In the meantime, for your amusement please have a glance at "You Might Be A Gun Nut If.....
Here are a few of my favorites:
You ever seriously thought about dabbing a little Hoppe's #9 on your neck before going out on a date.
You ever bought ammo/reloading dies in a caliber for which you have no gun, because you thought some day you MIGHT get a gun in that caliber.
You bought a barrel of Garand clips for the Garand you're going to buy.
You have ever had your local gun store call your house and ask "We are doing a stock order, did you need anything??"
You've ever slept more than five minutes while lying strapped to your rifle in prone position, waiting for the "commence fire" command.
Your alarm clock actually screams, "Ready on the RIGHT! Ready on the LEFT! Ready on the FIRING LINE! LOAD! COMMENCE FIRE!"
You've ever shot offhand through a thunderstorm while standing in water because the other 150 members of your relay kept going until the targets washed out.
If Federal sends you Christmas cards and the wife flowers on your anniversary.
If Sierra goes on double shifts when you place your order.
Every time you decide to sell leftover parts from your Garand restoration projects, prices at the Gun Show and even at the DCM are affected.
Every year you bug your accountant to run an cost/time savings analysis on the possible purchase of Springfield Museum versus collecting Garand variations one at a time.

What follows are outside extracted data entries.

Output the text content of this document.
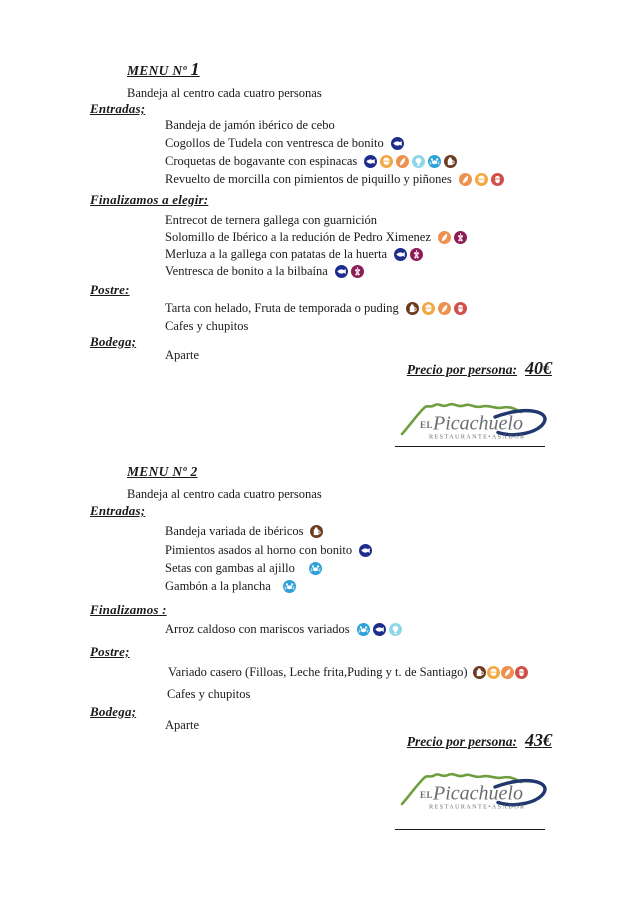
MENU Nº 1
Bandeja al centro cada cuatro personas
Entradas;
Bandeja de jamón ibérico de cebo
Cogollos de Tudela con ventresca de bonito
Croquetas de bogavante con espinacas
Revuelto de morcilla con pimientos de piquillo y piñones
Finalizamos a elegir:
Entrecot de ternera gallega con guarnición
Solomillo de Ibérico a la redución de Pedro Ximenez
Merluza a la gallega con patatas de la huerta
Ventresca de bonito a la bilbaína
Postre:
Tarta con helado, Fruta de temporada o puding
Cafes y chupitos
Bodega;
Aparte
Precio por persona: 40€
EL Picachuelo
RESTAURANTE•ASADOR
MENU Nº 2
Bandeja al centro cada cuatro personas
Entradas;
Bandeja variada de ibéricos
Pimientos asados al horno con bonito
Setas con gambas al ajillo
Gambón a la plancha
Finalizamos :
Arroz caldoso con mariscos variados
Postre;
Variado casero (Filloas, Leche frita,Puding y t. de Santiago)
Cafes y chupitos
Bodega;
Aparte
Precio por persona: 43€
EL Picachuelo
RESTAURANTE•ASADOR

Four local gun shops know you by name.
You're friends with 90%-100% of the employee's at every one of those shops.
You own enough guns to arm everyone on your block
You preach how stupid gun laws/bans are at work when you work in a predominately ANTI-gun company.
You list your local FFL dealer as a dependent on your tax return.
If "Miller Time" means plinking at beer cans.
Your wife wants to wear black leather, so you buy her a carry holster.
The smell of 30 year old cosmoline attracts you like perfume.
You keep leaving home with the empty gun case, while telling your wife that you are taking that one gun to be fixed, and returning with a full gun case.
When you have enough guns to take over a small third world country.
You go to a gun show and contemplate buying a particular gun for a half an hour before you remember you already have that one.
You buy a gun that is a duplicate of one you already have because the original one might break someday.
You have to run out to the range this weekend to shoot up some ammo because you need some brass to reload.
You keep a framed picture of John Garand on the mantelpiece.
When your littlest son cheers and yells "DEER MEAT" when Bambi's mother gets shot.
Your car has a bumper sticker that reads "My wife - yes, my car - maybe, my gun - NEVER!"
You buy a gun you know is cheaply made and won't work well out of the box because all the guns you have work too well and you don't have anything to play with.
If Peter Alan Kasler owes you a lunch because you caught him out on an obscure fine point of firearms law.
You get a flat and realize that you've got 400 pounds of shot, a Hefty bag each of wads and empty hulls, and enough primers to re-open the main shaft of the Lost Dutchman on top of your spare tire.
Your gun dealer owes you $500 bucks rather than the other way around.
If the largest gun store in your area calls you if they need something they can't get elsewhere.
If your wife/girlfriend starts using Hoppes No. 9 instead of perfume to get your attention.
(follow up: Truth is stranger than fiction: I have witnessed friends being asked by (attractive) waitresses what kind of cologne they were wearing, because it smelled good. The cologne in question: Hoppes #9.)
follow up: You know, I've been waiting years for Hoppes to make a cologne, and it makes a nice room freshener. : )
You call your local store to tell them where they can get a hard-to-find item, and then they piggyback their small order onto your larger one.
You read that "Brady II" would outlaw possession of more than 1,000 rounds of ammunition and think "I have more than that rolling around loose in the trunk of my car!"
You teenage daughter's next date is introduced to you while your sitting at the loading bench cleaning your M-1.
You buy a .25 Beretta to keep inside your Bible cover, 'cause everybody needs a "hideout church gun".
You buy a used holster at a show for $5.00, and then spend a few hundred on a gun that fits it..
Your teenage daughter's new boyfriend asks, "What are the flags at different places along your driveway for?" and you reply, "Young man, they're range markers."
You're in the army reserves, and they can't figure out why every time they send you out to shoot the M60 with 100 rounds, you return with a shot-out barrel. It never dawns on them you're bringing your own ammo.
If, upon seeing your 1978 wildcatting project (a .375 on a .50 Sharps 3-1/4" case, 3340 FPS with a 300 Sierra boat tail), Elmer Keith says "You're nuts!"
& no, that wasn't all of them. There's 279 total.